Insights from the Gaussian Processes Method for the FRB-associated X-ray Burst of SGR 1935+2154

TL;DR

This paper uses Gaussian processes to analyze X-ray burst light curves from SGR 1935+2154, revealing characteristic timescales and suggesting immediate burst production during energy response, especially for FRB-associated events.

Contribution

It introduces a Gaussian processes approach to model X-ray burst variability, identifying specific timescales and dynamics linked to FRB-associated bursts, which is novel in this context.

Findings

High broken frequency of 35 Hz in FRB 200428 burst

Retarding timescale of 0.03 s for FRB-associated burst

Immediate production of X-ray burst during system response

Abstract

Gaussian processes method is employed to analyze the light curves of bursts detected by Insight-HXMT, NICER, and GECAM from SGR 1935+2154 between 2020 to 2022. It is found that a stochastically driven damped simple harmonic oscillator (SHO) is necessary to capture the characteristics of the X-ray bursts. Variability timescale of the X-ray bursts, corresponding to the broken frequencies in the SHO power spectral densities (PSDs), are extracted. In particular, a high broken frequency of 35 Hz where the index of the SHO PSD changes from -4 to -2 is constrained by the HXMT-HE burst associated with FRB 200428. It is suggested that the corresponding timescale of 0.03 s could be the retarding timescale of the system driven by some energy release, and the production of the HE photon should be quasi-simultaneous with the response.

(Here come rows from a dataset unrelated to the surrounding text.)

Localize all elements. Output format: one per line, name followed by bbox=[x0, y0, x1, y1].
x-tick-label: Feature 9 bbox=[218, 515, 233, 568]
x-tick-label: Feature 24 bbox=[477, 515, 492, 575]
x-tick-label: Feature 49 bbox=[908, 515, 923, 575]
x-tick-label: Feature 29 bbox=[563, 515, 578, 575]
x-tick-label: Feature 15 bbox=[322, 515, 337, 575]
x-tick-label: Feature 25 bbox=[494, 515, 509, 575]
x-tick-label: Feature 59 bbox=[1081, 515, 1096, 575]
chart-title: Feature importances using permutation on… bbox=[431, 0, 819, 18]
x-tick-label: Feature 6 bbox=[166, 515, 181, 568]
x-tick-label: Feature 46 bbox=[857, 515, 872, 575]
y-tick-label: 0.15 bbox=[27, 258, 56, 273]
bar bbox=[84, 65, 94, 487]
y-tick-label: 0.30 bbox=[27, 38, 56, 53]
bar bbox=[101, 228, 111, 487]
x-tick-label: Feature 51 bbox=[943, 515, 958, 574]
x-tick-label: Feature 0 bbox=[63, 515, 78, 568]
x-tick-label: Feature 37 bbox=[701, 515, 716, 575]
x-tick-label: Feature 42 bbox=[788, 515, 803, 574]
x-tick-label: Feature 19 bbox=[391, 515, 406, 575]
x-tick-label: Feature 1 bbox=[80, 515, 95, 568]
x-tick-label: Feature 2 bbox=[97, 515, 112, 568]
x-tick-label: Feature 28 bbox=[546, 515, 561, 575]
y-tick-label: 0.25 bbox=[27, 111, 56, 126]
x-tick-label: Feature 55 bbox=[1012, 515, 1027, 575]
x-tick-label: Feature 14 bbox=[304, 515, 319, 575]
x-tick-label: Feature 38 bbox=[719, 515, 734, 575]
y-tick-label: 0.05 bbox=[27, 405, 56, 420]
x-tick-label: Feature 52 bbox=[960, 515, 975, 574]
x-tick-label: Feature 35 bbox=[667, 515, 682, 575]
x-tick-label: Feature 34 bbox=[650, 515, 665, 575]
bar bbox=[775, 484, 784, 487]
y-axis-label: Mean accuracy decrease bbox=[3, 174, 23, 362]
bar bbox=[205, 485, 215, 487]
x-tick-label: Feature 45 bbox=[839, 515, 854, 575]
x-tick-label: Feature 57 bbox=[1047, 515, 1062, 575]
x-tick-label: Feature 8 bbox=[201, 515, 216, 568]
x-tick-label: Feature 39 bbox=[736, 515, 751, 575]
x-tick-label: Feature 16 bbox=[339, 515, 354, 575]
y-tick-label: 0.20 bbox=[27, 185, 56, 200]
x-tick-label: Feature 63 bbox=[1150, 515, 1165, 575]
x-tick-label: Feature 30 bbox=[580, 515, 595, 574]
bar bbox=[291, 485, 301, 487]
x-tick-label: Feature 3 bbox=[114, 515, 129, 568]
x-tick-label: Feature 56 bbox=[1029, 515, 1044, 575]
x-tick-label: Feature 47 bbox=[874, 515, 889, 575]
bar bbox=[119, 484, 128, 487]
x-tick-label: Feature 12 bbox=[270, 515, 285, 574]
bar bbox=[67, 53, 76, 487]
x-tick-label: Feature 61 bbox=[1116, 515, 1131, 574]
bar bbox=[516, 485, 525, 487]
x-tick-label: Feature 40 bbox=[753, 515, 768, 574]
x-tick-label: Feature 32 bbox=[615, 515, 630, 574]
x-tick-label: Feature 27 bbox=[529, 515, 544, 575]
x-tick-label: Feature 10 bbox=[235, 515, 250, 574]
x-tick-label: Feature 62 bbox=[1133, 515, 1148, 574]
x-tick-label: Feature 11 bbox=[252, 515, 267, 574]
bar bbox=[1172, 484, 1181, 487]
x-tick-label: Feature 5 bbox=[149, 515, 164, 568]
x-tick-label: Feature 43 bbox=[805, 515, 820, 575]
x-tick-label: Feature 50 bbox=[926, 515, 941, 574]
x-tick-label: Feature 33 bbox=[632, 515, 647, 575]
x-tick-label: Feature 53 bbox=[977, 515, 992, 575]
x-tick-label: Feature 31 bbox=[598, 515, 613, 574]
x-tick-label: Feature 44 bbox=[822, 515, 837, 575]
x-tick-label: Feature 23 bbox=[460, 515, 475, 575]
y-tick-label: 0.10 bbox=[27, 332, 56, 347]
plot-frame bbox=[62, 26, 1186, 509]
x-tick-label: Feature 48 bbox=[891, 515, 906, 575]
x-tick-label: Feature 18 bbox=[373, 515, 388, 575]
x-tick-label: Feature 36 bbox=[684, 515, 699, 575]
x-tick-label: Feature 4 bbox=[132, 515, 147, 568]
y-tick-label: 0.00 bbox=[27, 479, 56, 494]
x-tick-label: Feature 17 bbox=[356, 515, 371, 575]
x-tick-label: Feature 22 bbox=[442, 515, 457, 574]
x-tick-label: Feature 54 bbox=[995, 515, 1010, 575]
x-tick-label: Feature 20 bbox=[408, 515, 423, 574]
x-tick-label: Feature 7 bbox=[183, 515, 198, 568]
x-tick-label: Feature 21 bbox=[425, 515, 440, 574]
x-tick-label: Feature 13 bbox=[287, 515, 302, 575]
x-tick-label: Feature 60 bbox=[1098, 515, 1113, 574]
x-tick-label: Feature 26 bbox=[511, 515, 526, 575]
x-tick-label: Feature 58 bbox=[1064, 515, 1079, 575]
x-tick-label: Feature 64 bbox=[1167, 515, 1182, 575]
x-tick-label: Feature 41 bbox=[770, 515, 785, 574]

The other special event is a NICER burst with a retarding timescale of 1/39 Hz (0.02 s). In the normal X-ray bursts, no retarding timescale is constrained; a long relax/equilibrium timescale (corresponding to a broken frequency of 1-10 Hz where the index of the SHO PSD changing from -4/-2 to 0 in the SHO PSD) is obtained. The results indicate that the FRB-associated HXMT-HE X-ray burst could be produced immediately when the system is responding to the energy disturbance, far before the equilibrium state.